Looking for race conditions requires that each instance of the JUnit tests should run against a common fixture - how to achieve in general this is left as an exercise. Please send any useful patterns to grinder-use. Additionally, because The Grinder currently runs each test cycle in the same order, most race conditions will be hidden. Perhaps a better approach would be to ditch The Grinder 2 and the JUnit plugin and instead use The Grinder 3 to run scripts that exercise the test cases appropriately.
JUnit plug-in class
To use the JUnit plug-in, specify:
grinder.plugin=net.grinder.plugin.junit.JUnitPlugin
JUnit plug-in properties
This table lists the JUnit plug-in properties that you can set in grinder.properties in addition to the core properties.

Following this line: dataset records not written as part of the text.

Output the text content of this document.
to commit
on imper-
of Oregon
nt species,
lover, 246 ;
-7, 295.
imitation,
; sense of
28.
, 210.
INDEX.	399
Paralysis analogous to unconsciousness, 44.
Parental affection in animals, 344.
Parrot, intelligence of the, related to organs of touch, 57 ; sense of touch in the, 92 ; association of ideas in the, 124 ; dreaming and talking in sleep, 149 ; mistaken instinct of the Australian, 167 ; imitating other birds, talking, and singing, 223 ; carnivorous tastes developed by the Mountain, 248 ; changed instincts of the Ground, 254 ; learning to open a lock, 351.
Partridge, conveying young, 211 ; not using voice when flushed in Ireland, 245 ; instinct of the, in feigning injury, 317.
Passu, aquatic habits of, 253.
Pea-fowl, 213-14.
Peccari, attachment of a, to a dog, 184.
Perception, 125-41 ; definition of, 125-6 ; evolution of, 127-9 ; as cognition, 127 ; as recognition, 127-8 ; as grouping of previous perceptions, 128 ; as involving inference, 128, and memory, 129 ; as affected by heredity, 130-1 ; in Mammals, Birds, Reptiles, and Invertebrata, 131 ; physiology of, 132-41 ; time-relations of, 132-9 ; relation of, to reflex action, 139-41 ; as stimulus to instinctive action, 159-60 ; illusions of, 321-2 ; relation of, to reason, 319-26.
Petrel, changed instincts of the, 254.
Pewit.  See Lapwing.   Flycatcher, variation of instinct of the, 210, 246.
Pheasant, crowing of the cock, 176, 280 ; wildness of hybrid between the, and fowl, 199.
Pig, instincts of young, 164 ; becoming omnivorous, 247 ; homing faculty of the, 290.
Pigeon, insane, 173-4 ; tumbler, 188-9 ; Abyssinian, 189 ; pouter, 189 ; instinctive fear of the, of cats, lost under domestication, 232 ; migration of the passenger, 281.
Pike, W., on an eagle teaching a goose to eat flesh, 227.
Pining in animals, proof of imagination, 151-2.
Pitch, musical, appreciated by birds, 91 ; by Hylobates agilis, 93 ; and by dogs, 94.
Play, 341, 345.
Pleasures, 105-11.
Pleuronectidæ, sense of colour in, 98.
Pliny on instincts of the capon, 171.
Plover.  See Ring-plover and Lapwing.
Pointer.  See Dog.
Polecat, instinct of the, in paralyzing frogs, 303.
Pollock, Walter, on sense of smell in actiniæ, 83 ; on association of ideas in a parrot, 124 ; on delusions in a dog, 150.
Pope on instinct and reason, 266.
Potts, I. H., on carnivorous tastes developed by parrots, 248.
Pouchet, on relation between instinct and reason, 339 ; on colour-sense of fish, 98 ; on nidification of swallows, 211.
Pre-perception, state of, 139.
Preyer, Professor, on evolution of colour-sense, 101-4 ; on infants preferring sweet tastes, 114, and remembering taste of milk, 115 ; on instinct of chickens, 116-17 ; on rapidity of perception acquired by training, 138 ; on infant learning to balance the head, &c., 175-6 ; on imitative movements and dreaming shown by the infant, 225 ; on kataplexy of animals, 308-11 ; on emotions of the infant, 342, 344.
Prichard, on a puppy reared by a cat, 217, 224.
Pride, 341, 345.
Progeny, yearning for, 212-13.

grinder.plugin.parameter.testSuite |
The fully qualified name of the JUnit test suite class. The class can be anything you can normally pass to a JUnit TestRunner. A quick summary: it can either have a method, public static junit.framework.Test suite() which returns the TestSuite or it can define a number of tests methods which will be discovered through introspection - the method names must begin with test. (Confusingly, it matters not whether the class directly implements junit.framework.TestSuite; this is a JUnit thing, so take any complaints there). |
grinder.plugin.parameter.logStackTraces | Set to true to produce stack traces for failures and errors in the error log. The default is false. |
grinder.plugin.parameter.initialTestNumber | The test number used for the first test, subsequent tests are numbered sequentially. This property is useful if you want to use several worker processes to run different test suites against the same console.The default is 0. |
The tests to run are automatically sucked out of the test suite class - you shouldn't specify them individually in grinder.properties. However, you can tweak with individual tests' sleep time as normal. For example, if you want to wait a second before the 6th test in the test suite, you should say
grinder.test5.sleepTime=1000
JUnit has the concept of failures (which occur due to assertions failing) and errors (which occur when tests throw exceptions). The Grinder errors count for a test is incremented by one if the test causes either a failure or an error.